William T. Robinson, Jr.

The Nathan Bedford Forrest bust located in the Tennessee Capitol Building in downtown Nashville still remains a controversial topic, especially among the Black population of Tennessee. The bust has been an object of protest and public outrage. The Tennessee State Capitol Commission voted nine to two to remove the bust, and the Tennessee Capitol Historical Committee will decide on its new location. However, a significant amount of time has passed and the bust still remains in the Capitol even after many Confederate monuments and statues have been removed in other surrounding southern cities and states.

Why the procrastination? Is the state of Tennessee trying to make a statement that racism and White supremacy are still top priorities for the dominant Republican base in the state of Tennessee? I say this because the only right thing to do is to remove the bust with expediency, knowing that every day it remains is a slap in the face for Tennessee’s African Americans. And please, Confederate loyalists, don’t continue to try to justify and rationalize that it’s a part of our southern historical heritage and legacy—as if it were something to be proud of.

Nathan Bedford Forrest was an insurrectionist, a Confederate general and the first Grand Wizard of the Ku Klux Klan. He was also the general responsible for the massacre of hundreds of Black Union soldiers slaughtered after surrendering at Fort Pillow in Tennessee.

Sometimes actions put one on the wrong side of history. Forrest is not to be publicly celebrated and honored. No one is saying Confederate veterans should not be acknowledged by their descendants—but not at the expense of the pain, hurt and suffering felt by Black descendants of slaves. Publicly honoring these Confederates is appalling and insulting.

The long drawn out process to remove the Forrest bust speaks volumes regarding the efforts Tennessee lawmakers have made to continue to promote the premise that White supremacy and racism is alive and kicking in the state of Tennessee. The lack of expediency to remove this insulting bust is an assault and blatant mockery of the values of respect, decency, and equality that we are seeking to achieve and promote in this racially divided country.
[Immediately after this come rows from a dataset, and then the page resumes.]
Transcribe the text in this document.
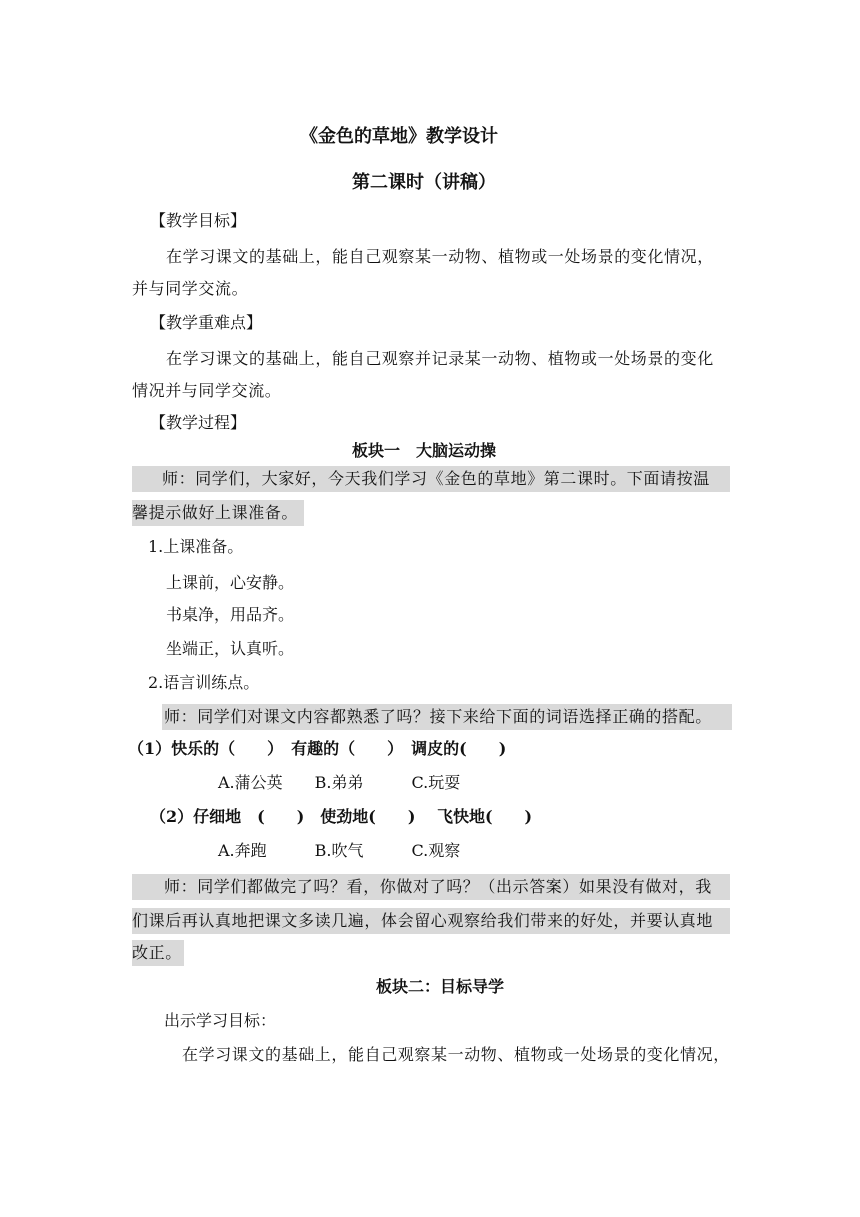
《金色的草地》教学设计
第二课时（讲稿）
【教学目标】
在学习课文的基础上，能自己观察某一动物、植物或一处场景的变化情况，
并与同学交流。
【教学重难点】
在学习课文的基础上，能自己观察并记录某一动物、植物或一处场景的变化
情况并与同学交流。
【教学过程】
板块一　大脑运动操
师：同学们，大家好，今天我们学习《金色的草地》第二课时。下面请按温
馨提示做好上课准备。
1.上课准备。
上课前，心安静。
书桌净，用品齐。
坐端正，认真听。
2.语言训练点。
师：同学们对课文内容都熟悉了吗？接下来给下面的词语选择正确的搭配。
（1）快乐的（　　）　有趣的（　　）　调皮的(　　)
A.蒲公英　　B.弟弟　　　C.玩耍
（2）仔细地　(　　)　使劲地(　　)　 飞快地(　　)
A.奔跑　　　B.吹气　　　C.观察
师：同学们都做完了吗？看，你做对了吗？（出示答案）如果没有做对，我
们课后再认真地把课文多读几遍，体会留心观察给我们带来的好处，并要认真地
改正。
板块二：目标导学
出示学习目标：
在学习课文的基础上，能自己观察某一动物、植物或一处场景的变化情况，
Tennessee should take note and move forward, recognizing that the Black Lives Matter Movement has come about because of so many Whites trivialize the worth of people of color. Make no mistake, but the visibility of Confederate monuments and statues only exacerbates the racial rift ever present in our country.

Many African American Tennesseans claim they are mocked and ridiculed by their friends and family in northern states about what is seen as the blatantly racist representation of some of our Tennessean lawmakers—especially Martha Blackburn, whom many refer to as the female version of Donald Trump. Continuing to display the Forrest bust in the Tennessee state Capitol only serves to justify to some that Tennessee continues to be reluctant to remove a unifying sign catering to White supremacy and racism.

The problem can be easily resolved by removing the Forrest bust as voted on by the Tennessee Historical Commission panel March 9 as quickly as possible to its proposed location in the state museum. Enough time has elapsed discussing the bust. Action is warranted. The continuing presence of the bust in the Tennessee State Capitol is only raising red flags and promoting racial tension—causing some people to question the procrastination.

All Tennesseans should be given dignity and respect. African Americans in Tennessee have been more than patient. Now stop delaying and do the right thing. Let’s rectify this problem with expediency (like yesterday).